Risk factors for developing anthracycline-induced cardiotoxicity

• Some of the known risk factors for developing anthracycline-induced cardiotoxicity include cumulative dose, female gender, younger age at diagnosis, longer follow-up and radiation therapy involving the heart.

Pathophysiology of anthracycline-induced cardiotoxicity

• Although there is no consistently used, precise definition for anthracycline-induced cardiotoxicity, it is generally referred to in three categories on the basis of time-of-onset: acute changes, early onset chronic progressive cardiomyopathy and late-onset progressive cardiomyopathy.

Diagnosis & monitoring

• The uncertainty regarding the strengths and weaknesses of different monitoring modalities and the lack of uniform monitoring schedules and methods can cause tests to detect early cardiac dysfunction in asymptomatic patients to become unnecessarily frequent or not frequent enough potentially resulting in serious safety or financial consequences.

Cardioprotection

• Many cardioprotective strategies have been tested, but none have managed to protect the heart entirely from the cardiotoxic effects of anthracycline treatment.

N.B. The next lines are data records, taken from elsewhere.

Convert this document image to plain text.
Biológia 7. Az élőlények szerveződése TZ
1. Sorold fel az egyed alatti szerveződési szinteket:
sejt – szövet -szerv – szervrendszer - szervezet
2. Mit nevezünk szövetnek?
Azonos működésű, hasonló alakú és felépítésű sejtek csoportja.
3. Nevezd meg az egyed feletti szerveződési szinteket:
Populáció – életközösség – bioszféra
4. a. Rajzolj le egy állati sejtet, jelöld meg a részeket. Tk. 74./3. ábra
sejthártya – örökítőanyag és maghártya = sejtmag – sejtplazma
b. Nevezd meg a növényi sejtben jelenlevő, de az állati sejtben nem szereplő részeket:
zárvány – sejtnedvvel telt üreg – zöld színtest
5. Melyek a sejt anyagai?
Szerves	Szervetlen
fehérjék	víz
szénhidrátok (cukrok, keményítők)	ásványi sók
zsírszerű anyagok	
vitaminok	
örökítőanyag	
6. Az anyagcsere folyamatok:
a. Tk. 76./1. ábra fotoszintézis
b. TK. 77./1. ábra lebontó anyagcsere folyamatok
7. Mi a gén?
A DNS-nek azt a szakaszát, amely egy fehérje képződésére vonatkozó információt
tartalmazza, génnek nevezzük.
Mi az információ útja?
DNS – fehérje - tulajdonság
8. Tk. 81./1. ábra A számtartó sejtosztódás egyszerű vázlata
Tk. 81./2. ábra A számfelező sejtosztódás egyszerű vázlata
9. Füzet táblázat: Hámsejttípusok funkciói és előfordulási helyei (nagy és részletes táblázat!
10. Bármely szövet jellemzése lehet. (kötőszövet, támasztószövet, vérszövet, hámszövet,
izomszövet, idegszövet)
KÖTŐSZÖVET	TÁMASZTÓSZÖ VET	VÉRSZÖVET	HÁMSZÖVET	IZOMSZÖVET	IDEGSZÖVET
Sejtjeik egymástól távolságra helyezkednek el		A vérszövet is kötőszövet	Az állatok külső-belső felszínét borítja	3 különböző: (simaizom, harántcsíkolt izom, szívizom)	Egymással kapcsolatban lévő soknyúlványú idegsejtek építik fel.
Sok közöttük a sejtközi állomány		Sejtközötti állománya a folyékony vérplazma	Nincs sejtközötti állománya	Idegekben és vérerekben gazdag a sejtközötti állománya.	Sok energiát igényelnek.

• Dexrazoxane is thought to be the only cardioprotectant proven to be effective against anthracycline treatment in randomized trials.

Treatment of cardiovascular disease

• Growth hormone and angiotensin-converting enzyme inhibitors have each been investigated as a means to treat anthracycline-induced cardiomyopathy, but the cardiac improvements resulting from these treatments were only transient.

Conclusion

• The association between anthracycline treatment and cardiotoxicity is apparent based on the evidence to date.

• Further research is needed in developing evidence-based guidelines for monitoring cardiac dysfunction in patients treated with anthracyclines.

• Given the success, but toxic nature, of anthracyclines in the treatment of cancer, there is an urgent need to find efficient cardioprotective strategies that can balance toxicity and oncologic efficacy.